On Saturday, McCullough spent his afternoon at Toll Gate High School in Warwick talking about the importance of curiosity and adversity for the culmination of Reading Across Rhode Island. He initially spoke to a small group of high schoolers, fans of his book 1776, and then to a crowd of more than 600 for the Reading Across Rhode Island event.

Reading Across Rhode Island is a statewide reading program that strives to bring various readers from different backgrounds and generations together to read a common book with various group discussions and events throughout the year, ending with a forum with that year’s featured author. The annual project began 14 years ago thanks to the Rhode Island Center for the Book at the Rhode Island Council for the Humanities.

This year’s featured title was The Wright Brothers, which McCullough, now 84, published early last year.
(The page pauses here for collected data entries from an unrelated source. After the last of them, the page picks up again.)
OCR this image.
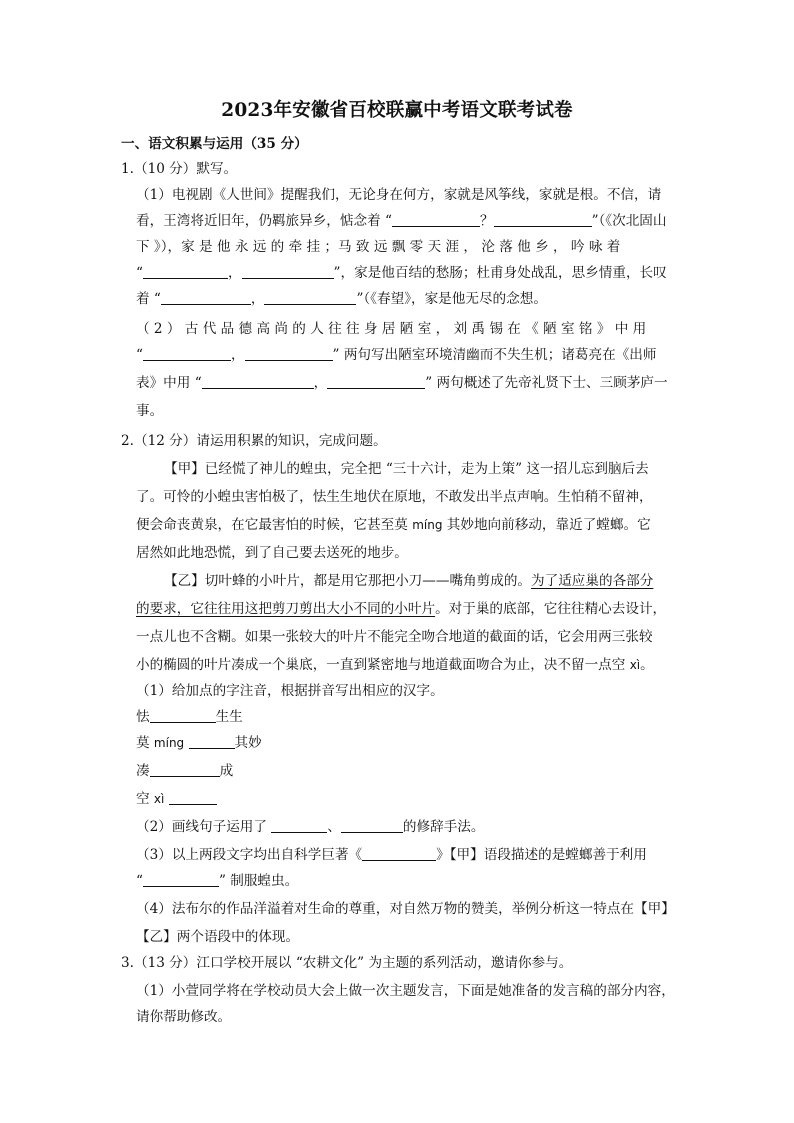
2023年安徽省百校联赢中考语文联考试卷
一、语文积累与运用（35 分）
1.（10 分）默写。
（1）电视剧《人世间》提醒我们，无论身在何方，家就是风筝线，家就是根。不信，请
看，王湾将近旧年，仍羁旅异乡，惦念着 “	？	”（《次北固山
下 》），家 是 他 永 远 的 牵 挂 ；马 致 远 飘 零 天 涯 ， 沦 落 他 乡 ， 吟 咏 着
“	，	”，家是他百结的愁肠；杜甫身处战乱，思乡情重，长叹
着 “	，	”（《春望》，家是他无尽的念想。
（ 2 ） 古 代 品 德 高 尚 的 人 往 往 身 居 陋 室 ， 刘 禹 锡 在 《 陋 室 铭 》 中 用
“	，	” 两句写出陋室环境清幽而不失生机；诸葛亮在《出师
表》中用 “	，	” 两句概述了先帝礼贤下士、三顾茅庐一
事。
2.（12 分）请运用积累的知识，完成问题。
【甲】已经慌了神儿的蝗虫，完全把 “三十六计，走为上策” 这一招儿忘到脑后去
了。可怜的小蝗虫害怕极了，怯生生地伏在原地，不敢发出半点声响。生怕稍不留神，
便会命丧黄泉，在它最害怕的时候，它甚至莫 míng 其妙地向前移动，靠近了螳螂。它
居然如此地恐慌，到了自己要去送死的地步。
【乙】切叶蜂的小叶片，都是用它那把小刀——嘴角剪成的。为了适应巢的各部分
的要求，它往往用这把剪刀剪出大小不同的小叶片。对于巢的底部，它往往精心去设计，
一点儿也不含糊。如果一张较大的叶片不能完全吻合地道的截面的话，它会用两三张较
小的椭圆的叶片凑成一个巢底，一直到紧密地与地道截面吻合为止，决不留一点空 xì。
（1）给加点的字注音，根据拼音写出相应的汉字。
怯	生生
莫 míng	其妙
凑	成
空 xì
（2）画线句子运用了	、	的修辞手法。
（3）以上两段文字均出自科学巨著《	》【甲】语段描述的是螳螂善于利用
“	” 制服蝗虫。
（4）法布尔的作品洋溢着对生命的尊重，对自然万物的赞美，举例分析这一特点在【甲】
【乙】两个语段中的体现。
3.（13 分）江口学校开展以 “农耕文化” 为主题的系列活动，邀请你参与。
（1）小萱同学将在学校动员大会上做一次主题发言，下面是她准备的发言稿的部分内容，
请你帮助修改。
He has now authored 10 historical narratives and is a two-time Pulitzer Prize winner for his books Truman and John Adams, as well as a two-time National Book Award winner for The Path Between the Seas and Mornings on Horseback. His book 1776, which focuses on the American Revolution, is a “classic” used in high schools across the country. McCullough is also a recipient of the Presidential Medal of Freedom, the nation’s highest civilian award.
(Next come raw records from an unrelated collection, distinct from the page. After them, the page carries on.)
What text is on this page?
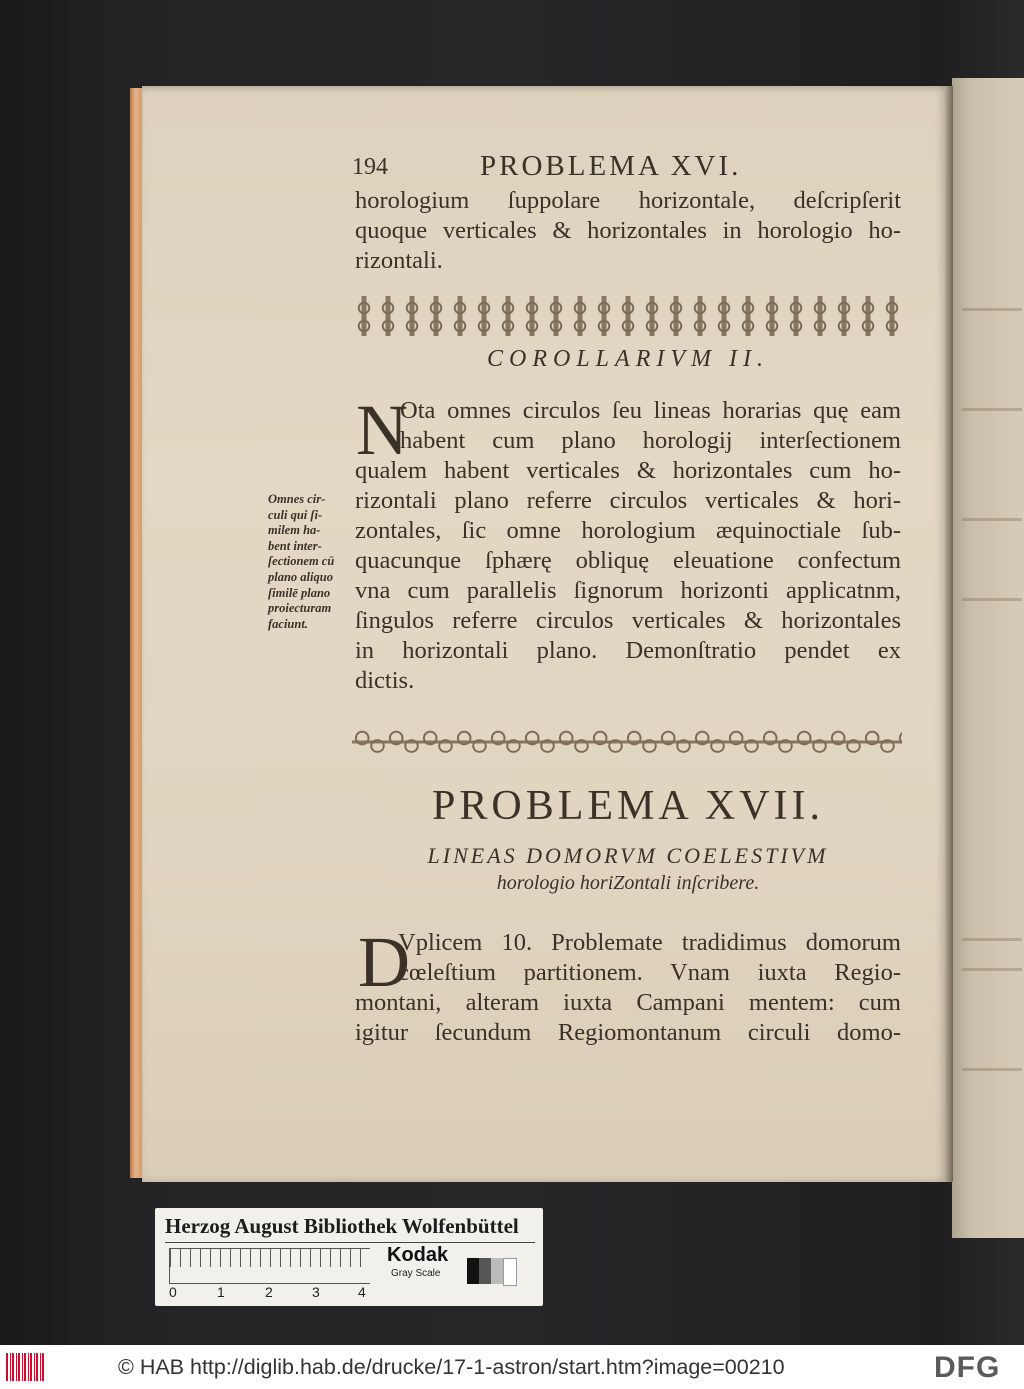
194	PROBLEMA XVI.
horologium ſuppolare horizontale, deſcripſerit
quoque verticales & horizontales in horologio ho-
rizontali.
COROLLARIVM II.
N
Ota omnes circulos ſeu lineas horarias quę eam
habent cum plano horologij interſectionem
qualem habent verticales & horizontales cum ho-
rizontali plano referre circulos verticales & hori-
zontales, ſic omne horologium æquinoctiale ſub-
quacunque ſphærę obliquę eleuatione confectum
vna cum parallelis ſignorum horizonti applicatnm,
ſingulos referre circulos verticales & horizontales
in horizontali plano. Demonſtratio pendet ex
dictis.
Omnes cir-
culi qui ſi-
milem ha-
bent inter-
ſectionem cū
plano aliquo
ſimilē plano
proiecturam
faciunt.
PROBLEMA XVII.
LINEAS DOMORVM COELESTIVM
horologio horiZontali inſcribere.
D
Vplicem 10. Problemate tradidimus domorum
cœleſtium partitionem. Vnam iuxta Regio-
montani, alteram iuxta Campani mentem: cum
igitur ſecundum Regiomontanum circuli domo-
Herzog August Bibliothek Wolfenbüttel
0	1	2	3	4
Kodak
Gray Scale
© HAB http://diglib.hab.de/drucke/17-1-astron/start.htm?image=00210	DFG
It was McCullough’s own curiosity that led him to becoming an author. After graduating from Yale University, he was working in publishing. As an editor, he often found himself in libraries searching for photography that was in the public domain when one day he came across photos of the Johnstown Flood, one of the most devastating disasters in U.S. history. Having grown up in Pittsburgh, Pa., McCullough knew the area but never quite understood how the flood happened, nor just how catastrophic it was.

Desperate to find out more, he began researching the topic, only to find he was “displeased” with every book he read. He didn’t like the writing, or found the author often got information wrong. He decided to begin writing the book he wanted to read. Then “The Johnstown Flood” was published in 1968, receiving high acclaim from critics.
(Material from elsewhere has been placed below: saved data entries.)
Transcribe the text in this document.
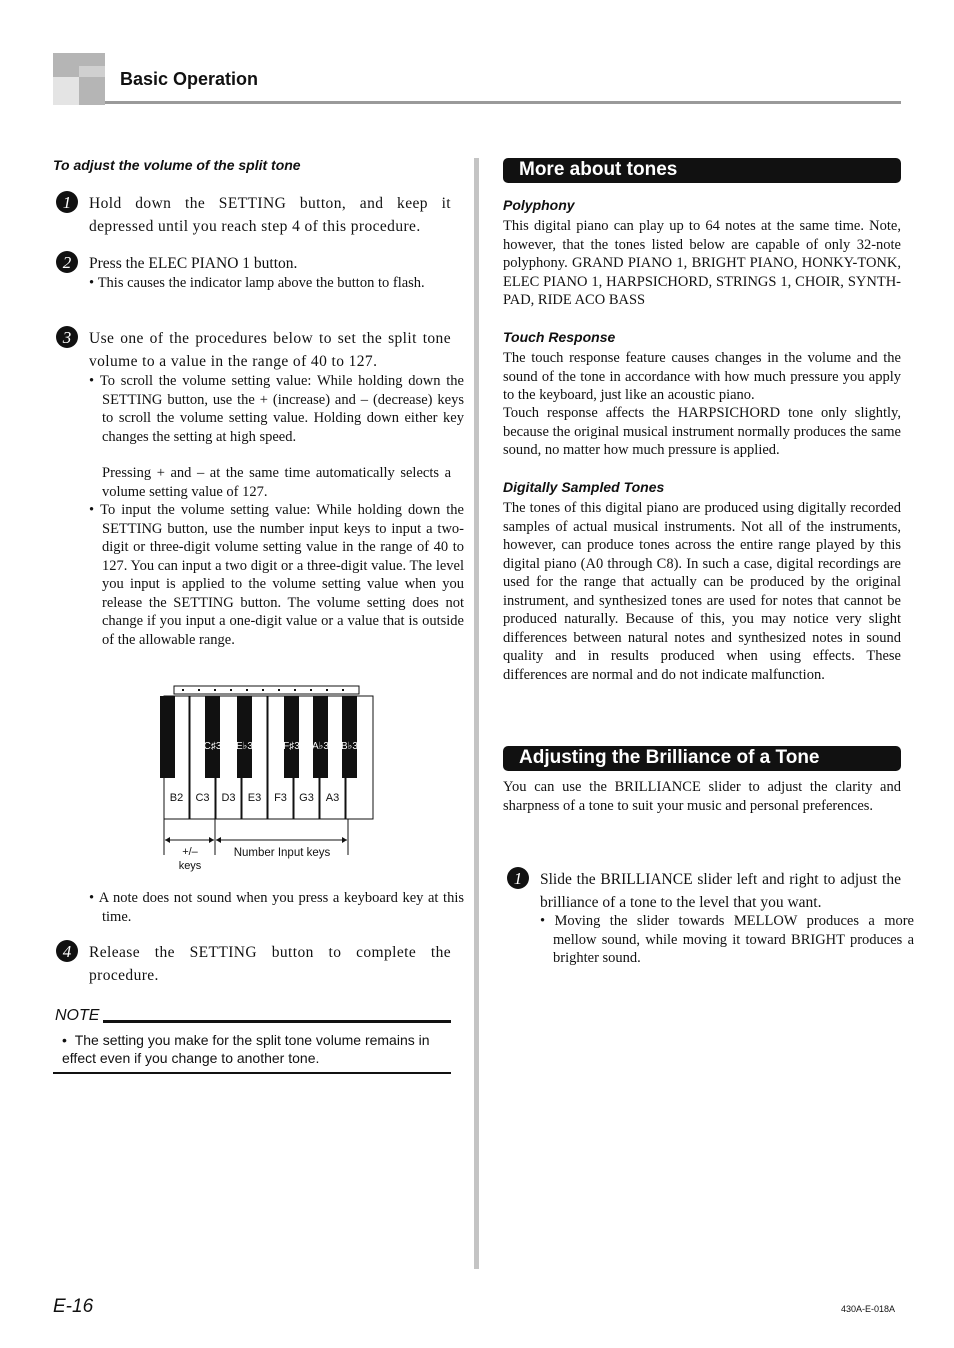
Basic Operation
To adjust the volume of the split tone
1 Hold down the SETTING button, and keep it depressed until you reach step 4 of this procedure.
2 Press the ELEC PIANO 1 button.
• This causes the indicator lamp above the button to flash.
3 Use one of the procedures below to set the split tone volume to a value in the range of 40 to 127.
• To scroll the volume setting value: While holding down the SETTING button, use the + (increase) and – (decrease) keys to scroll the volume setting value. Holding down either key changes the setting at high speed.
Pressing + and – at the same time automatically selects a volume setting value of 127.
• To input the volume setting value: While holding down the SETTING button, use the number input keys to input a two-digit or three-digit volume setting value in the range of 40 to 127. You can input a two digit or a three-digit value. The level you input is applied to the volume setting value when you release the SETTING button. The volume setting does not change if you input a one-digit value or a value that is outside of the allowable range.
C♯3 E♭3	F♯3 A♭3 B♭3
B2 C3 D3 E3 F3 G3 A3
+/–
keys
Number Input keys
• A note does not sound when you press a keyboard key at this time.
4 Release the SETTING button to complete the procedure.
NOTE
•  The setting you make for the split tone volume remains in effect even if you change to another tone.
More about tones
Polyphony
This digital piano can play up to 64 notes at the same time. Note, however, that the tones listed below are capable of only 32-note polyphony. GRAND PIANO 1, BRIGHT PIANO, HONKY-TONK, ELEC PIANO 1, HARPSICHORD, STRINGS 1, CHOIR, SYNTH-PAD, RIDE ACO BASS
Touch Response
The touch response feature causes changes in the volume and the sound of the tone in accordance with how much pressure you apply to the keyboard, just like an acoustic piano.
Touch response affects the HARPSICHORD tone only slightly, because the original musical instrument normally produces the same sound, no matter how much pressure is applied.
Digitally Sampled Tones
The tones of this digital piano are produced using digitally recorded samples of actual musical instruments. Not all of the instruments, however, can produce tones across the entire range played by this digital piano (A0 through C8). In such a case, digital recordings are used for the range that actually can be produced by the original instrument, and synthesized tones are used for notes that cannot be produced naturally. Because of this, you may notice very slight differences between natural notes and synthesized notes in sound quality and in results produced when using effects. These differences are normal and do not indicate malfunction.
Adjusting the Brilliance of a Tone
You can use the BRILLIANCE slider to adjust the clarity and sharpness of a tone to suit your music and personal preferences.
1 Slide the BRILLIANCE slider left and right to adjust the brilliance of a tone to the level that you want.
• Moving the slider towards MELLOW produces a more mellow sound, while moving it toward BRIGHT produces a brighter sound.
E-16	430A-E-018A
“You never know where your own curiosity will lead you. Follow it,” he said.

In speaking with the high school students who came from across the state to see the author, McCullough encouraged them to be curious, especially when it comes to history. He promised them history is far more than memorizing dates and is far from dull.

McCullough said nothing was “ever on track,” and there was never such a thing as the “foreseeable future,” for at every moment there were a number of different ways history could have gone. He said to comprehend history, to know how we got to where we are, one must first understand the people and setting of the past, come to know their motivations, and the sequence of events that led to the next.

McCullough believes it is also important to “let the dust settle” to be able to see our history clearly, as living too close to an event or an era can cloud the perception of the past.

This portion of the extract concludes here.